Plus diversifié musicalement que son premier album (King Abid, 2016), Emerikia élargit la palette d’influences du musicien, qui revendique avec le même souffle ses origines tunisienne (par exemple sur la métissée J’t’ai vu, avec les notes de oud et de derbouka), québécoise, et sa passion pour la pop jamaïcaine. Sur l’excellente Terrain de jeu (collaboration avec Papa T), Abid emprunte quelques trucs à la star jamaïcaine Popcaan, couchant sa mélodie « auto-tunée » sur une rythmique dancehall pop tropicale qui fera un malheur place d’Youville. Puis, au détour d’un autre beat caribéen, on l’entend reprendre l’onomatopée-signature du vétéran Barrington Levy. King Abid est plus qu’un fan de la culture musicale jamaïcaine, il en est aussi une petite encyclopédie, ayant tenu la barre d’une émission consacrée au genre sur CHYZ pendant presque dix ans.

« Au début des années 1980, je m’en souviens, je voyais ce gars avec les cheveux bizarres, charismatique et beau… J’étais chanceux, j’avais des cousines au lycée qui avaient des posters de Bob Marley et qui écoutaient sa musique. Ma jeunesse, c’est lui et Michael Jackson. Et Yellowman, un cousin avait un vinyle de lui. »

La chanson la plus importante d’Emerikia s’intitule Bienvenue à QC, une rythmique one drop signée par le tandem montréalais Riddimwise qui s’écoute comme un hommage à peine voilé au succès Welcome to Jamrock de Damien Jr. Gong Marley, jusque dans ses premières strophes empruntant la prosodie du fils de Bob : « Bienvenue à QC ! / La légende dit qu’elle m’a choisie / On y vit tranquille, ben cosy… »

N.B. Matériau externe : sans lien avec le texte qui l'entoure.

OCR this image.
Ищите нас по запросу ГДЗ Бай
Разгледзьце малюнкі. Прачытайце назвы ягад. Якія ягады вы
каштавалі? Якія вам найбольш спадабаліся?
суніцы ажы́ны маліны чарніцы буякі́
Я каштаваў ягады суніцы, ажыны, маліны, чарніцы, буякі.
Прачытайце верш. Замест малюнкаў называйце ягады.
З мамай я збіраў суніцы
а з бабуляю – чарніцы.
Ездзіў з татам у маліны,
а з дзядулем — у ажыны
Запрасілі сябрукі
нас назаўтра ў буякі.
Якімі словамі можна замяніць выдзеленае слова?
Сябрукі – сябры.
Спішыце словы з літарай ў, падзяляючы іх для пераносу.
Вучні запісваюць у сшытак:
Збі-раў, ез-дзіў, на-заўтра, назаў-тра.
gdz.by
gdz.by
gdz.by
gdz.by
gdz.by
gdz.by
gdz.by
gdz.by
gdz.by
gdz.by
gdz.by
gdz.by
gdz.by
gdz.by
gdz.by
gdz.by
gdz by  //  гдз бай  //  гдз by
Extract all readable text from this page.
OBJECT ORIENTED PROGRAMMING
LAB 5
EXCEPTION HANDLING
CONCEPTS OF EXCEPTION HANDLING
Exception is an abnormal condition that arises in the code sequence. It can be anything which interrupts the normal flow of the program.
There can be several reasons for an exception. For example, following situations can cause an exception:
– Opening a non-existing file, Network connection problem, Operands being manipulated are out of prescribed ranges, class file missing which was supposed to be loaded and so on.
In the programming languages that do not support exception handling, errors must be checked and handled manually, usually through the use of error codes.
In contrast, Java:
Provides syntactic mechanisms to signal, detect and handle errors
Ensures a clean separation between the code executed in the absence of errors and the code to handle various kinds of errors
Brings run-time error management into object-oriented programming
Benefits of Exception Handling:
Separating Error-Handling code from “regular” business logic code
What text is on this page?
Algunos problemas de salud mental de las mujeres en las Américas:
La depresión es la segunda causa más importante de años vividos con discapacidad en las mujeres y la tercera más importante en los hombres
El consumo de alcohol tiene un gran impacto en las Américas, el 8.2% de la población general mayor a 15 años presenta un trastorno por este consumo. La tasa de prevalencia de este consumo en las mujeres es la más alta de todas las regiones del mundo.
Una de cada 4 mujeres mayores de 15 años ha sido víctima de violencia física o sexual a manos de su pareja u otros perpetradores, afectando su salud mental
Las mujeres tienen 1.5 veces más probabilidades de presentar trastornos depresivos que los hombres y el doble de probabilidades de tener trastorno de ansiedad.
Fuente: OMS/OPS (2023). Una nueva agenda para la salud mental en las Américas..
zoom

« J’étais en répétition l’autre jour et, tout d’un coup, je me suis imaginé devant la foule chanter cette chanson — je te dis, j’en ai presque eu les larmes aux yeux », confie le musicien, qui a récemment lancé un vidéoclip pour cette chanson, dans lequel apparaissent plusieurs personnalités de la scène culturelle de la ville — ainsi que son amie Catherine Dorion, députée de Québec solidaire dans la circonscription de Taschereau. Imaginez : le Québécois d’origine tunisienne, entouré de ses potes de la capitale, entonnant cette lettre d’amour à sa ville d’adoption en plein Festival d’été de Québec. Alors que l’adoption de la loi 21 fait toujours polémique, notamment dans cette capitale de la radio-poubelle, l’image fait rêver.

Dans l’espoir

« Je ne me considère pas comme arabe, ou musulman, ou whatever, mais quand même, dire Bienvenue à QC, ça veut dire quelque chose », estime King Abid, qui se défend de faire de la musique engagée. « Ma réponse [aux débats n’est pas politique], elle est musicale. Je reste dans l’espoir. Je ne parlerai pas en mal des politiciens, je préfère donner l’exemple en restant positif. Je sais que plein de gens pensent qu’il y a beaucoup de racistes à Québec, mais moi, cette ville, je la connais. C’est une merveilleuse ville, les Québécois que je connais ne m’ont jamais fait sentir autrement que comme leur ami, et c’est de ça que je témoigne. Et puis, prenons du recul un moment : ces racistes, on n’en a rien à foutre. Ce sont tous des vieux, de toute façon, ils vont partir un jour. Et les radios, faut pas embarquer dans leur game. Venez donc à nos concerts plutôt ! »

« Eh oui, c’est malade que l’ostie d’Arabe aille chanter Bienvenue à QC pendant le Festival d’été de Québec ! »

King Abid sera en spectacle à la place d’Youville à 18 h jeudi.